With appropriate tweaks to actually match the real requirements, but
this gives you the idea I hope.

You could also use predicates and so on to look for the '.', but it is
always best to express the grammar such that these things are not
needed, if possible.

Jim

-----Original Message-----
From: antlr-interest-bounces at antlr.org
[mailto:antlr-interest-bounces at antlr.org] On Behalf Of Mark Bednarczyk
Sent: Monday, March 12, 2007 11:54 AM
To: 'ANTLR Interest'
Subject: [antlr-interest] NOT in v3

I'm trying to use a NOT (~x) in a production, but keep getting internal
error whenever the ! character appears in any of the rules. Here is one
such
rule:
 
myrule
	:	':' (':' ac ~(':' ac '.') )+ 	
		':' ac '.' ac '.' ac '.' ac
		-> ^(IP6C ':' ac*)	

When I remove the ~(..) part, it compiles, but doesn't match.
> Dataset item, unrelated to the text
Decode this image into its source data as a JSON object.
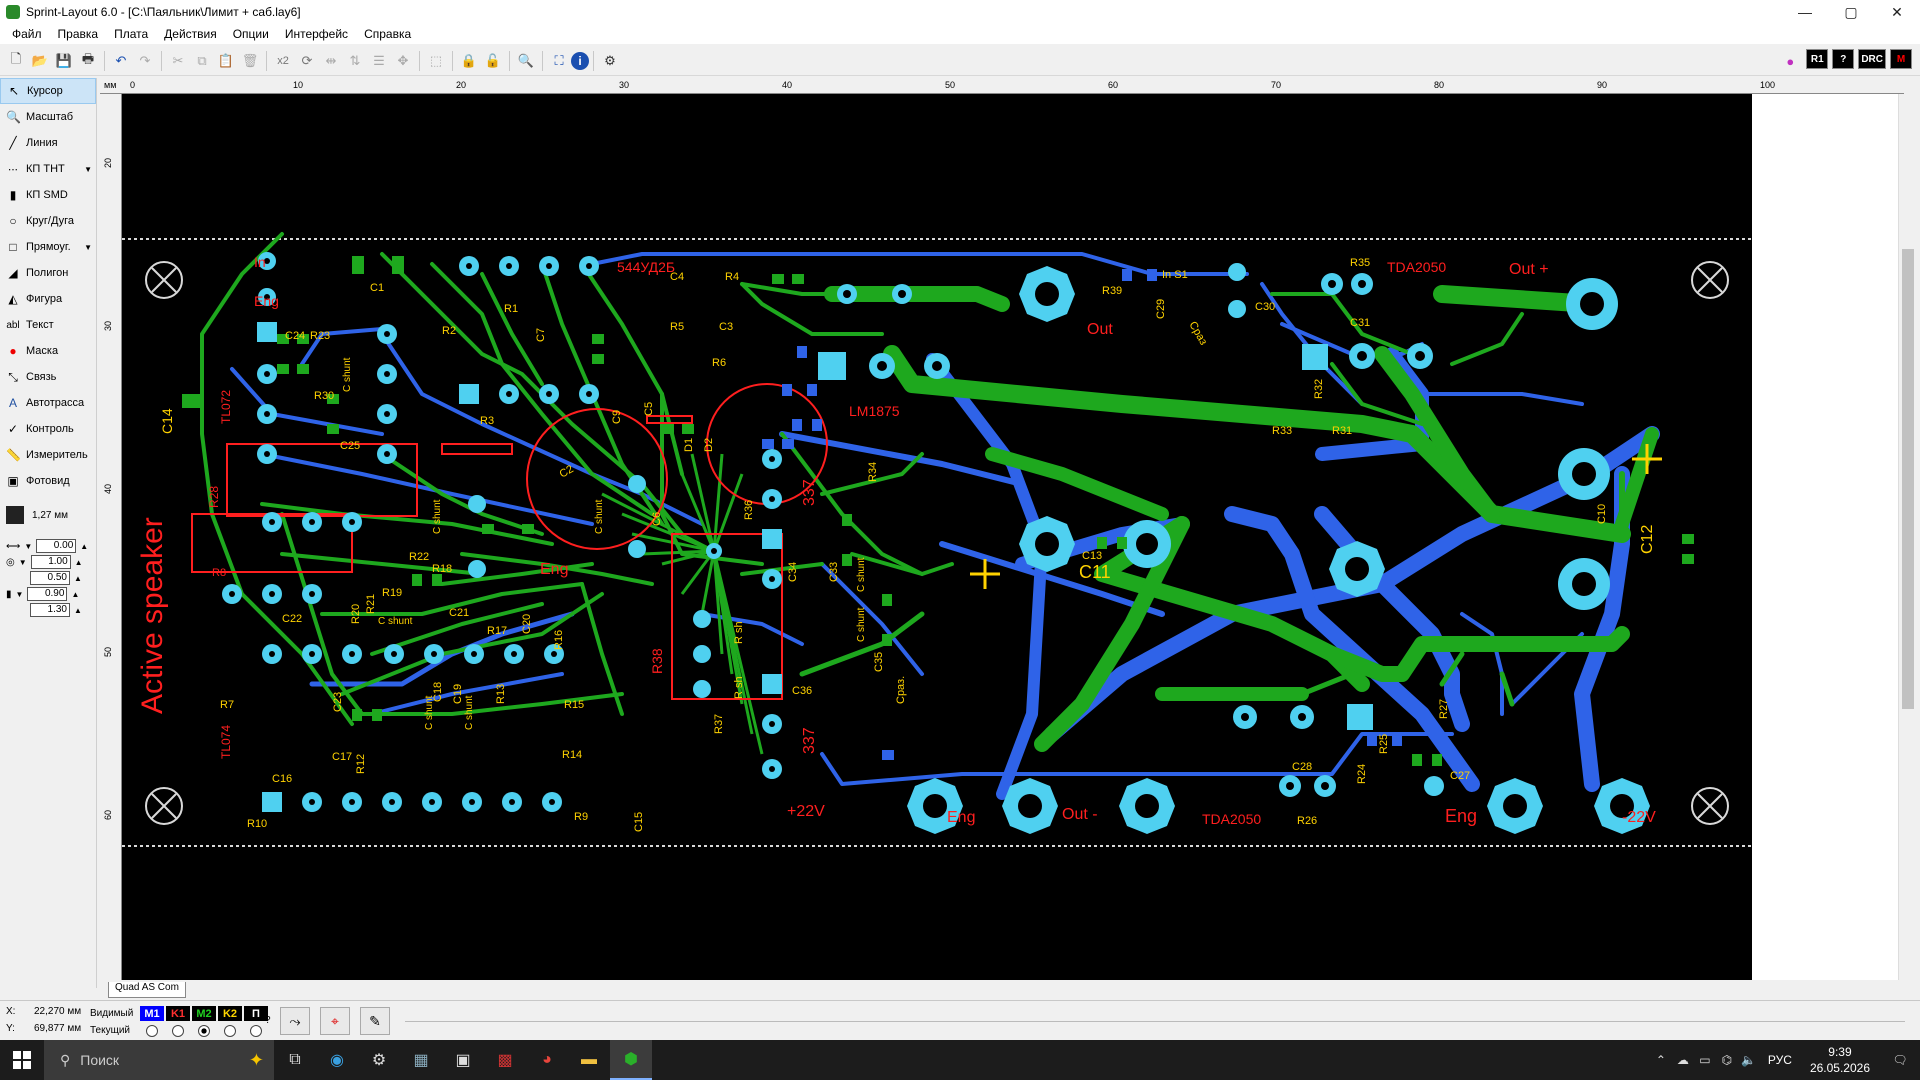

I'm trying
to
specify a condition to terminate the ()+ production so that the parser
will
move on to the second line. Otherwise it seems to be too greedy and
matches
1 too many ac subrules and the latter part never gets matched. (i.e.
input="::ff:192.168.1.1")

Any ideas or is it something I'm doing wrong?

Cheers,
mark...